Key Points

  • Adding sirolimus to standard GVHD prophylaxis reduces acute GVHD after nonmyeloablative HLA antigen mismatched donor transplantation

  • Compared to historical controls the reduced incidence of acute GVHD translates into a better overall survival

This trial aimed to evaluate the efficacy of sirolimus in addition to cyclosporine and mycophenolate mofetil for GVHD prophylaxis after nonmyeloablative conditioning for HLA class I or II mismatched Hematopoietic cell transplantation (HCT). Eligible patients had hematological malignancies treatable by allogeneic HCT. Conditioning consisted of fludarabine (90 mg/m2) and 2-3 Gy total body irradiation. GVHD prophylaxis was with cyclosporine, mycophenolate mofetil and sirolimus. The primary objective was to determine whether the cumulative incidence of grade II-IV acute GVHD could be reduced to less than 70%, in HLA class I or II mismatched HCT. The study was closed on December 20, 2018. This study was registered with ClinicalTrials.gov, number NCT01251575. Seventy-seven participants were recruited between April 14, 2011, and December 12, 2018 of whom 76 completed the study intervention.

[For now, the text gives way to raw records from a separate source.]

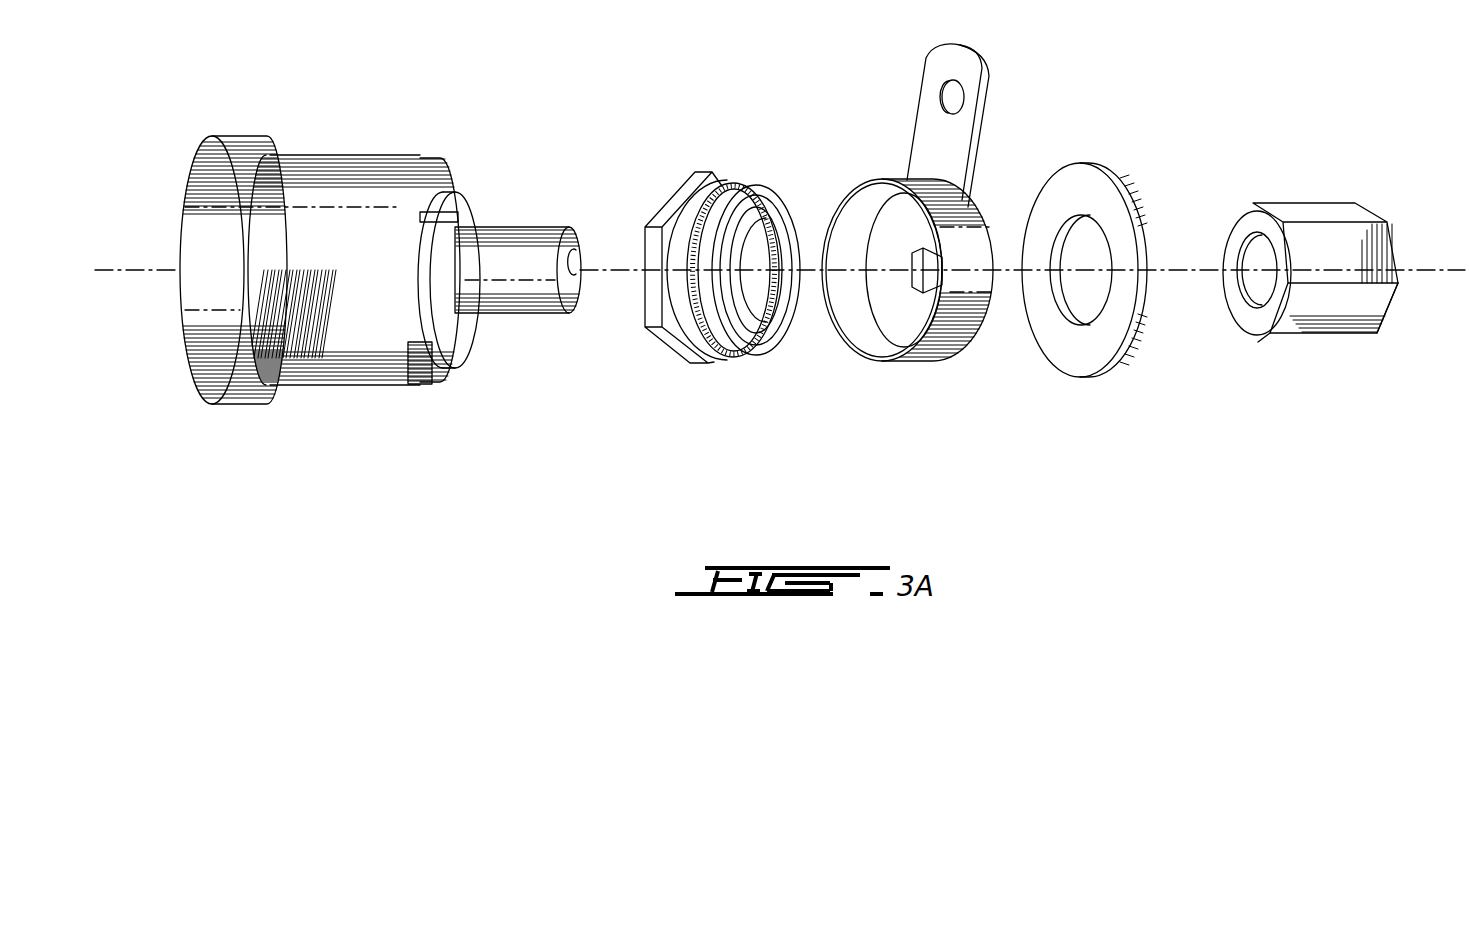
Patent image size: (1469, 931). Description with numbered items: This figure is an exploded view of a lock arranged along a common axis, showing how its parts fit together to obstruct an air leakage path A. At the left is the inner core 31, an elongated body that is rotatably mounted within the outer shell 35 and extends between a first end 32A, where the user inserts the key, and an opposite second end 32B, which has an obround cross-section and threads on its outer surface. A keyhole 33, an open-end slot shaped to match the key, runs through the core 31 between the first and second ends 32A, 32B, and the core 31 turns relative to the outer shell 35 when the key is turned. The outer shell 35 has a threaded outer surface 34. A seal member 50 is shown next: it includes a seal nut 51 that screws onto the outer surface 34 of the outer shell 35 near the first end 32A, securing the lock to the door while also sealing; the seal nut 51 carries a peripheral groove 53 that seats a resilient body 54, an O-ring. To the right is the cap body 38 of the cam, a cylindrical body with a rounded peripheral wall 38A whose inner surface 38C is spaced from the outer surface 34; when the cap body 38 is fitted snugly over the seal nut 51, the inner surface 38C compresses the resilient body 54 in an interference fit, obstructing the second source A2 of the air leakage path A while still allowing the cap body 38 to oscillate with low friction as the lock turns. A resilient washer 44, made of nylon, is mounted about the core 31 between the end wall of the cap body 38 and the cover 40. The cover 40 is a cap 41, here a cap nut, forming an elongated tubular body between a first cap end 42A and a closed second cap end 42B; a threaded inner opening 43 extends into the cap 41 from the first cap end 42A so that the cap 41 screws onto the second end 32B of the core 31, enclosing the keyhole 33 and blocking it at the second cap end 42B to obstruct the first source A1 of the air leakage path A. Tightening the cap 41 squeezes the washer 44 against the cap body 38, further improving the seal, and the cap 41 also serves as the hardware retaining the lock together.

The inner core 31 is at (503, 300).
The first end 32A is at (218, 432).
The second end 32B is at (568, 342).
The keyhole 33 is at (500, 243).
The outer surface 34 is at (358, 258).
The outer shell 35 is at (365, 170).
The air leakage path A is at (178, 264).
The first source A1 is at (548, 245).
The second source A2 is at (441, 366).
The seal member 50 is at (722, 275).
The seal nut 51 is at (705, 366).
The peripheral groove 53 is at (758, 186).
The resilient body 54 is at (725, 186).
The cap body 38 is at (906, 271).
The peripheral wall 38A is at (952, 332).
The inner surface 38C is at (868, 212).
The resilient washer 44 is at (1078, 358).
The cover 40 is at (1327, 253).
The cap 41 is at (1335, 317).
The first cap end 42A is at (1257, 345).
The second cap end 42B is at (1400, 327).
The inner opening 43 is at (1257, 260).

Median follow-up was 47 months (range, 4-94). The cumulative incidence of grade 2-4 acute GVHD at day 100 was 36% (95% CI, 25-46) meeting the primary endpoint. The cumulative incidences of nonrelapse morality, relapse/progression and overall survival were 18% (95% CI, 9-27), 30% (IQR, 19-40) and 62% (95% CI, 50-73%) after 4 years. In conclusion the addition of sirolimus to cyclosporine and mycophenolate mofetil resulted in a lower incidence of acute GVHD, thus translating into a superior overall survival compared to historical results.